When she lay down she realized that she was exhausted from the strain of that long and fantastic day. In the morning she had read the letter which voiced Donald Cornwall's suspicions. At noon Everitt Cornwall had arrived. Later in the afternoon his nephew had appeared and the lemon-colored roadster. Now Everitt Cornwall lay dead and his nephew was secretly mystified because the death was the result of accident and not of murder.

Those thoughts were merely fragments in her mind because superimposed upon them was a repetition of the terror of the night before. It crept through the dark like a cold, invisible mist. It penetrated corners of her mind with imagined episodes, in which she, lying in the antique bed, was mistaken for Miss Cornwall by somebody or the something which was, perhaps even at that moment, moving through the house carrying doom for three more venerable members of the family. She could even imagine that stalking thing was chuckling because one Cornwall had been eliminated by fate.

Lying in the dark, she heard the shuffling steps of officials come to confirm the fact that the death of Everitt Cornwall was accidental. Through the casement windows came the slam of doors and the hum of motors. Voices died. People ceased to walk through the house. Silence descended. She listened. The clock downstairs repeated its dull strikes at intervals, which seemed infinite. It was eleven o'clock, eleven-thirty, twelve, half-past twelve, one. Not a sound in the house. No one outside. Nothing but her fear, her tense waiting. She wondered if Hannah Cornwall was awake in the next room--awake and trembling. She wondered if Donald Cornwall was also awake and what he was thinking. His presence in the house lent her a mysterious reassurance, the reassurance always given to a woman who knows that her outcry will summon a man. She had thought that she would be able to sleep better because of his presence, but sleep was almost impossible to her.

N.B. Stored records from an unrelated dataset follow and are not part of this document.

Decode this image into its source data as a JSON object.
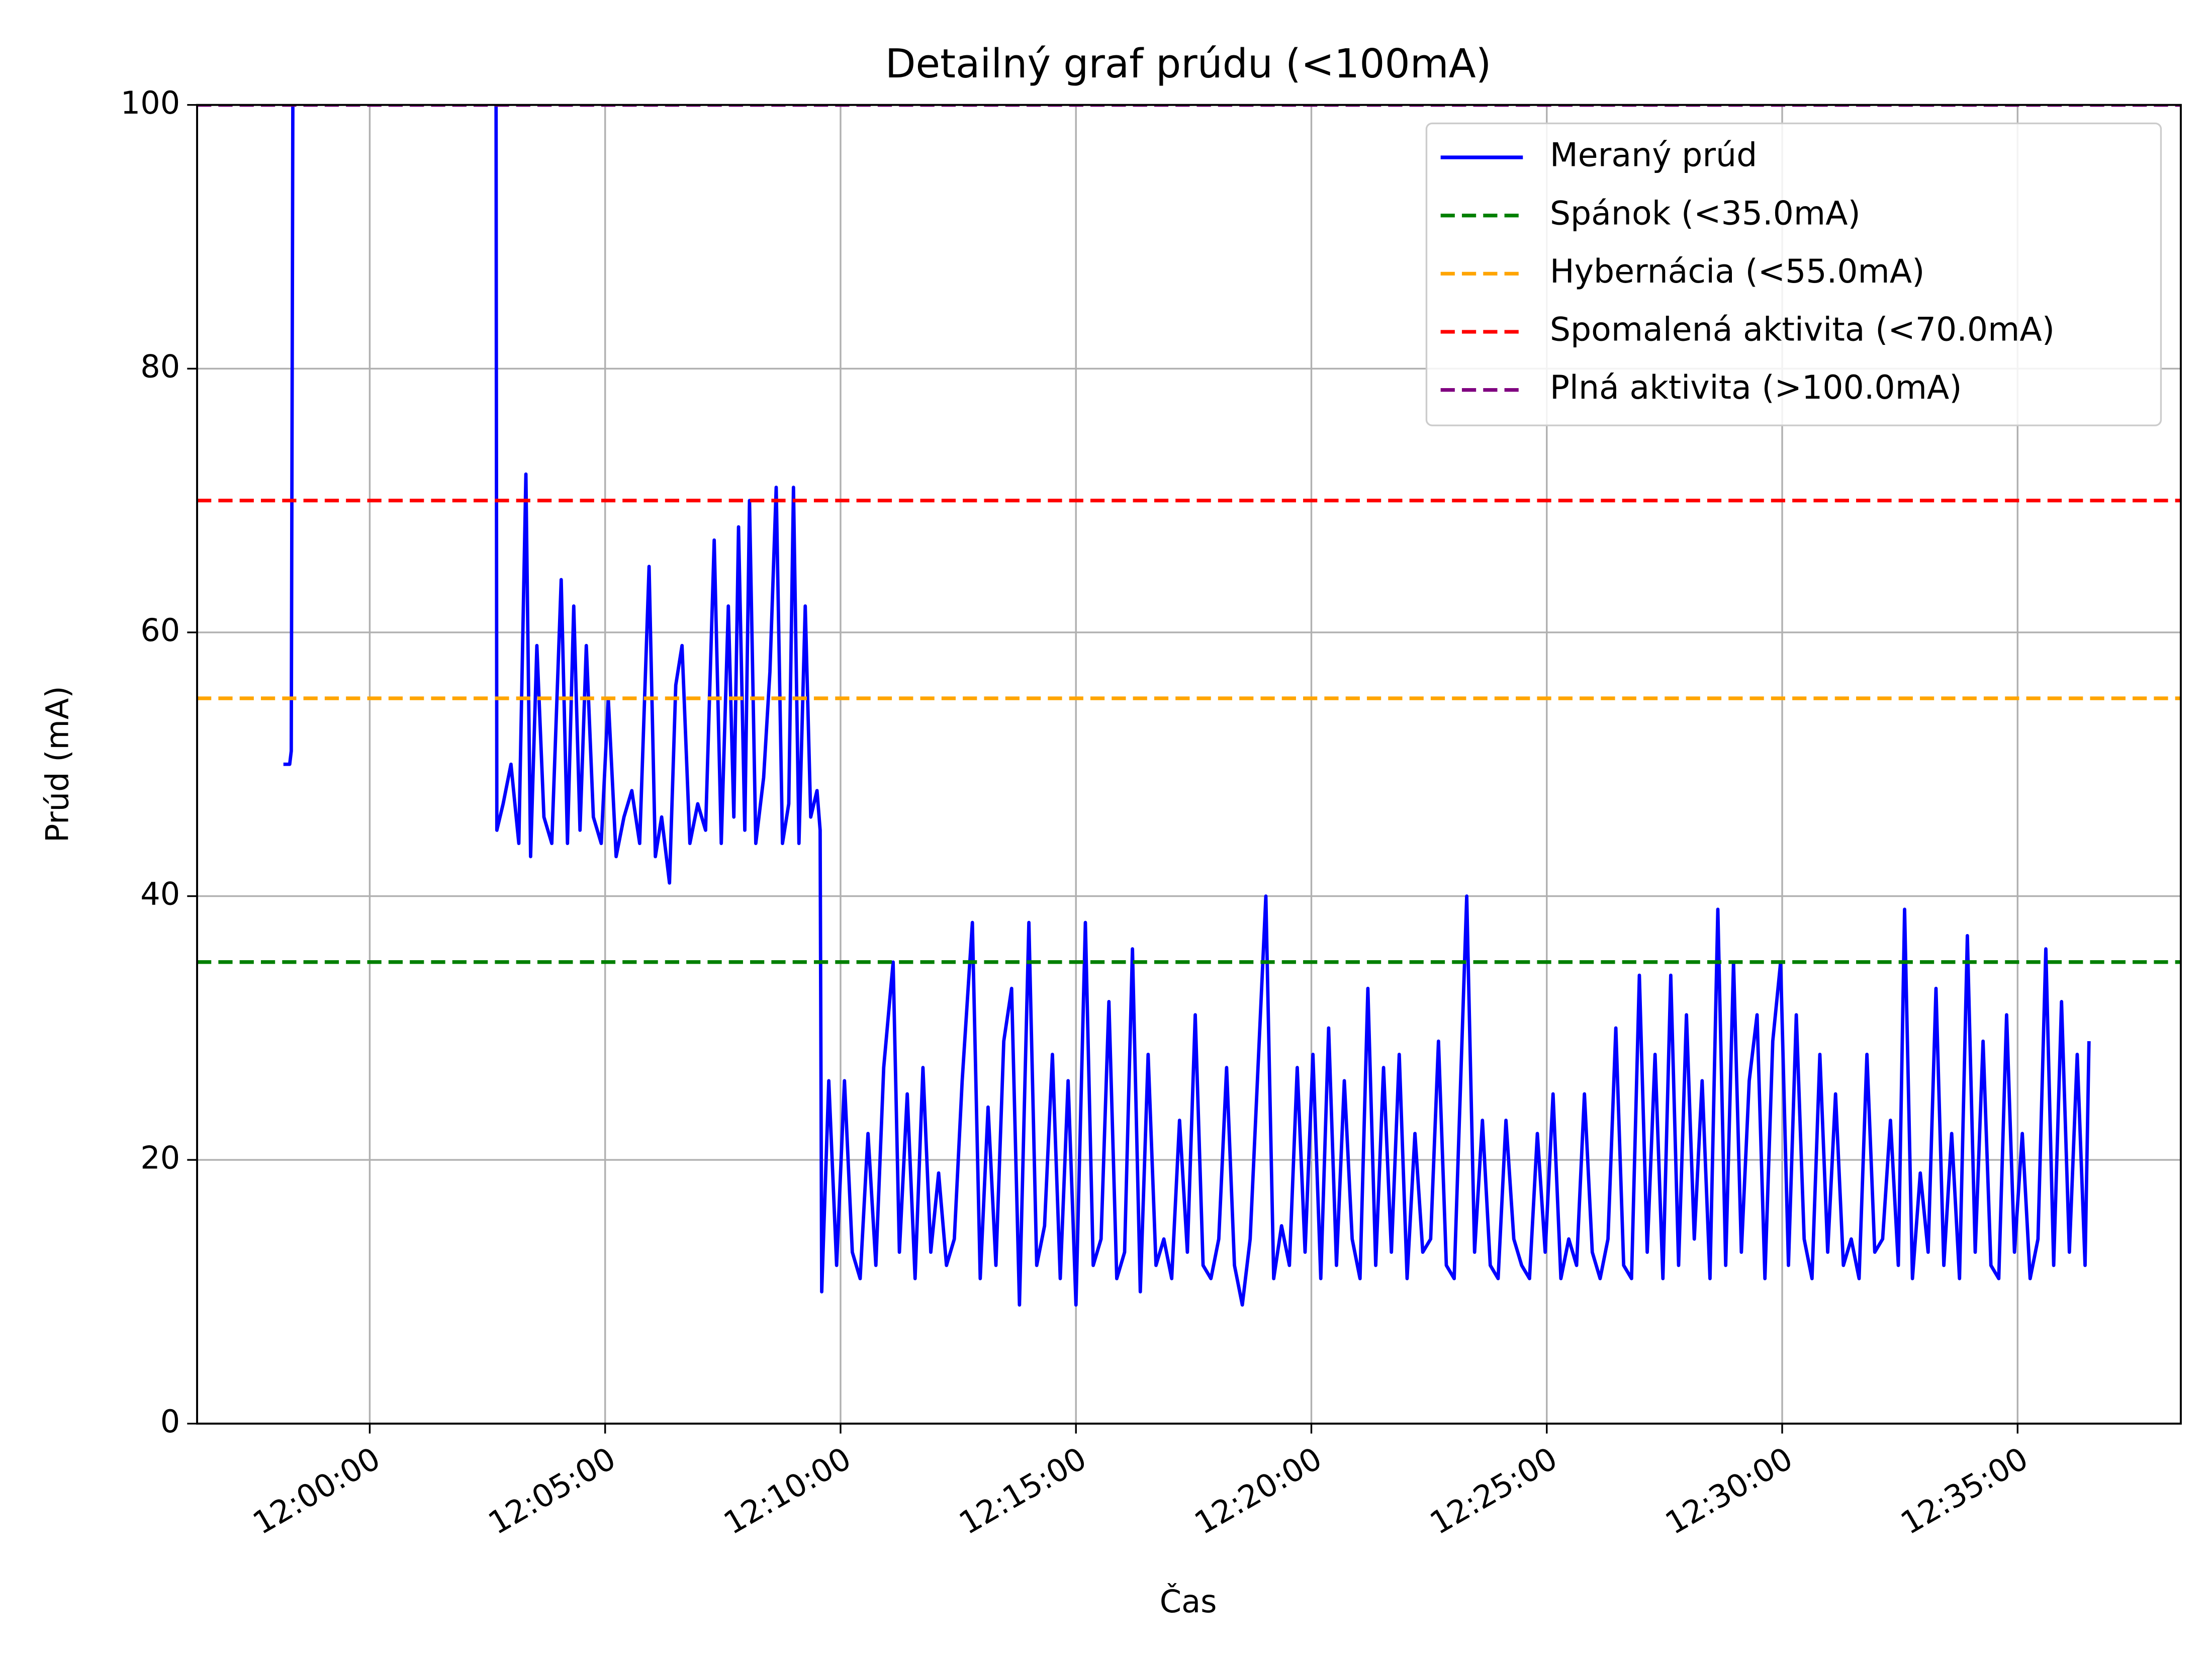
{
  "chart_data": {
    "type": "line",
    "title": "Detailný graf prúdu (<100mA)",
    "xlabel": "Čas",
    "ylabel": "Prúd (mA)",
    "xlim": [
      "11:56:20",
      "12:38:28"
    ],
    "xticks": [
      "12:00:00",
      "12:05:00",
      "12:10:00",
      "12:15:00",
      "12:20:00",
      "12:25:00",
      "12:30:00",
      "12:35:00"
    ],
    "ylim": [
      0,
      100
    ],
    "yticks": [
      0,
      20,
      40,
      60,
      80,
      100
    ],
    "grid": true,
    "legend": "upper right",
    "series": [
      {
        "name": "Meraný prúd",
        "color": "#0000ff",
        "x": [
          "11:58:10",
          "11:58:18",
          "11:58:20",
          "11:58:22",
          "12:00:30",
          "12:02:41",
          "12:02:42",
          "12:02:50",
          "12:03:00",
          "12:03:10",
          "12:03:19",
          "12:03:25",
          "12:03:33",
          "12:03:42",
          "12:03:52",
          "12:04:04",
          "12:04:12",
          "12:04:20",
          "12:04:28",
          "12:04:36",
          "12:04:45",
          "12:04:55",
          "12:05:04",
          "12:05:14",
          "12:05:24",
          "12:05:34",
          "12:05:44",
          "12:05:56",
          "12:06:04",
          "12:06:12",
          "12:06:22",
          "12:06:30",
          "12:06:38",
          "12:06:48",
          "12:06:58",
          "12:07:08",
          "12:07:19",
          "12:07:28",
          "12:07:37",
          "12:07:44",
          "12:07:50",
          "12:07:58",
          "12:08:04",
          "12:08:12",
          "12:08:22",
          "12:08:30",
          "12:08:38",
          "12:08:46",
          "12:08:54",
          "12:09:00",
          "12:09:07",
          "12:09:15",
          "12:09:22",
          "12:09:30",
          "12:09:34",
          "12:09:36",
          "12:09:45",
          "12:09:55",
          "12:10:05",
          "12:10:15",
          "12:10:25",
          "12:10:35",
          "12:10:45",
          "12:10:55",
          "12:11:07",
          "12:11:15",
          "12:11:25",
          "12:11:35",
          "12:11:45",
          "12:11:55",
          "12:12:05",
          "12:12:15",
          "12:12:25",
          "12:12:35",
          "12:12:48",
          "12:12:58",
          "12:13:08",
          "12:13:18",
          "12:13:28",
          "12:13:38",
          "12:13:48",
          "12:14:00",
          "12:14:10",
          "12:14:20",
          "12:14:30",
          "12:14:40",
          "12:14:50",
          "12:15:00",
          "12:15:12",
          "12:15:22",
          "12:15:32",
          "12:15:42",
          "12:15:52",
          "12:16:02",
          "12:16:12",
          "12:16:22",
          "12:16:32",
          "12:16:42",
          "12:16:52",
          "12:17:02",
          "12:17:12",
          "12:17:22",
          "12:17:32",
          "12:17:42",
          "12:17:52",
          "12:18:02",
          "12:18:12",
          "12:18:22",
          "12:18:32",
          "12:18:42",
          "12:19:02",
          "12:19:12",
          "12:19:22",
          "12:19:32",
          "12:19:42",
          "12:19:52",
          "12:20:02",
          "12:20:12",
          "12:20:22",
          "12:20:32",
          "12:20:42",
          "12:20:52",
          "12:21:02",
          "12:21:12",
          "12:21:22",
          "12:21:32",
          "12:21:42",
          "12:21:52",
          "12:22:02",
          "12:22:12",
          "12:22:22",
          "12:22:32",
          "12:22:42",
          "12:22:52",
          "12:23:02",
          "12:23:18",
          "12:23:28",
          "12:23:38",
          "12:23:48",
          "12:23:58",
          "12:24:08",
          "12:24:18",
          "12:24:28",
          "12:24:38",
          "12:24:48",
          "12:24:58",
          "12:25:08",
          "12:25:18",
          "12:25:28",
          "12:25:38",
          "12:25:48",
          "12:25:58",
          "12:26:08",
          "12:26:18",
          "12:26:28",
          "12:26:38",
          "12:26:48",
          "12:26:58",
          "12:27:08",
          "12:27:18",
          "12:27:28",
          "12:27:38",
          "12:27:48",
          "12:27:58",
          "12:28:08",
          "12:28:18",
          "12:28:28",
          "12:28:38",
          "12:28:48",
          "12:28:58",
          "12:29:08",
          "12:29:18",
          "12:29:28",
          "12:29:38",
          "12:29:48",
          "12:29:58",
          "12:30:08",
          "12:30:18",
          "12:30:28",
          "12:30:38",
          "12:30:48",
          "12:30:58",
          "12:31:08",
          "12:31:18",
          "12:31:28",
          "12:31:38",
          "12:31:48",
          "12:31:58",
          "12:32:08",
          "12:32:18",
          "12:32:28",
          "12:32:36",
          "12:32:46",
          "12:32:56",
          "12:33:06",
          "12:33:16",
          "12:33:26",
          "12:33:36",
          "12:33:46",
          "12:33:56",
          "12:34:06",
          "12:34:16",
          "12:34:26",
          "12:34:36",
          "12:34:46",
          "12:34:56",
          "12:35:06",
          "12:35:16",
          "12:35:26",
          "12:35:36",
          "12:35:46",
          "12:35:56",
          "12:36:06",
          "12:36:16",
          "12:36:26",
          "12:36:31"
        ],
        "values": [
          50,
          50,
          51,
          100,
          null,
          100,
          45,
          47,
          50,
          44,
          72,
          43,
          59,
          46,
          44,
          64,
          44,
          62,
          45,
          59,
          46,
          44,
          55,
          43,
          46,
          48,
          44,
          65,
          43,
          46,
          41,
          56,
          59,
          44,
          47,
          45,
          67,
          44,
          62,
          46,
          68,
          45,
          70,
          44,
          49,
          57,
          71,
          44,
          47,
          71,
          44,
          62,
          46,
          48,
          45,
          10,
          26,
          12,
          26,
          13,
          11,
          22,
          12,
          27,
          35,
          13,
          25,
          11,
          27,
          13,
          19,
          12,
          14,
          26,
          38,
          11,
          24,
          12,
          29,
          33,
          9,
          38,
          12,
          15,
          28,
          11,
          26,
          9,
          38,
          12,
          14,
          32,
          11,
          13,
          36,
          10,
          28,
          12,
          14,
          11,
          23,
          13,
          31,
          12,
          11,
          14,
          27,
          12,
          9,
          14,
          40,
          11,
          15,
          12,
          27,
          13,
          28,
          11,
          30,
          12,
          26,
          14,
          11,
          33,
          12,
          27,
          13,
          28,
          11,
          22,
          13,
          14,
          29,
          12,
          11,
          40,
          13,
          23,
          12,
          11,
          23,
          14,
          12,
          11,
          22,
          13,
          25,
          11,
          14,
          12,
          25,
          13,
          11,
          14,
          30,
          12,
          11,
          34,
          13,
          28,
          11,
          34,
          12,
          31,
          14,
          26,
          11,
          39,
          12,
          35,
          13,
          26,
          31,
          11,
          29,
          35,
          12,
          31,
          14,
          11,
          28,
          13,
          25,
          12,
          14,
          11,
          28,
          13,
          14,
          23,
          12,
          39,
          11,
          19,
          13,
          33,
          12,
          22,
          11,
          37,
          13,
          29,
          12,
          11,
          31,
          13,
          22,
          11,
          14,
          36,
          12,
          32,
          13,
          28,
          12,
          29
        ]
      }
    ],
    "thresholds": [
      {
        "name": "Spánok (<35.0mA)",
        "color": "green",
        "value": 35
      },
      {
        "name": "Hybernácia (<55.0mA)",
        "color": "orange",
        "value": 55
      },
      {
        "name": "Spomalená aktivita (<70.0mA)",
        "color": "red",
        "value": 70
      },
      {
        "name": "Plná aktivita (>100.0mA)",
        "color": "purple",
        "value": 100
      }
    ]
  }
}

At two o'clock she was dozing. At three she was awake again and heard the clock strike. Then, when the hours were their blackest, there descended over the whole house not restfulness but numbness. Melicent lay with her eyes closed. Her chest rose and fell unevenly. The first dim ray of dawn came through the casement windows like the spreading of a slow stain. It made the bed and the girl dimly visible through the narrowly opened windows and across the floor, in a slow meandering stream, it dispersed and reformed. It rose higher in the room and touched the girl's face. At once she stirred. A second eddy of it, misty and unsubstantial, blew over her.

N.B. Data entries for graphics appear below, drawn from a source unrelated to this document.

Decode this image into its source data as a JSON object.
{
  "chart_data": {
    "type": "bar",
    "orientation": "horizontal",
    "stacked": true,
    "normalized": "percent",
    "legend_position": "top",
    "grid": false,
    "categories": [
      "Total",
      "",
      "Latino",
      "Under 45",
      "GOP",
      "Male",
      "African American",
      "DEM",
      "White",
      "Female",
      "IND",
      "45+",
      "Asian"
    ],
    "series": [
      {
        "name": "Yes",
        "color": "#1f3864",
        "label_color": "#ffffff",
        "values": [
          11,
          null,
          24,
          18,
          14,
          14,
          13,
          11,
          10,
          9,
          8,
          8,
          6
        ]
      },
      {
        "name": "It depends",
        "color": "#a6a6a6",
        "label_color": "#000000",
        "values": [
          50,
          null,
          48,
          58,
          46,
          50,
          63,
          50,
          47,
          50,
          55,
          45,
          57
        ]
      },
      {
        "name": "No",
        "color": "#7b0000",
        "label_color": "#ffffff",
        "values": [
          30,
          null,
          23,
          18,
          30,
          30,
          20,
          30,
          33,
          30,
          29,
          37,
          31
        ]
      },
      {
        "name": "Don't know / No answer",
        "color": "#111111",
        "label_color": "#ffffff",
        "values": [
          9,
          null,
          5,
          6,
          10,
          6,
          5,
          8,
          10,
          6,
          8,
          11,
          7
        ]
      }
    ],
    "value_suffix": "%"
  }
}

She opened her eyes. She drew in a sharp breath. It was smoke. Instantly she was on her feet. She ran toward the door that led to the hall. The aura of smoke was not there. It was not near the door which led into her own bedroom, where Miss Cornwall was asleep. Again she crossed the room. It was coming through the casement windows. Her eyes tried to pierce the grayness outside, but she could see no sign of fire. She listened. Finally she believed she could detect a crackling sound.

There was a fire somewhere in the house. Melicent shuddered at the realization of a new terror so swiftly come upon Blackcroft, but she acted quickly and definitely. She stuffed the lace nightcap under the sheets. Instinctively, with both hands, she pushed back her disheveled hair. Then she stepped to the door that led to Miss Cornwall's room. She knocked lightly. She heard a creak in response, then footfalls. The door was unlocked and opened slightly. A chain prevented the aperture from widening.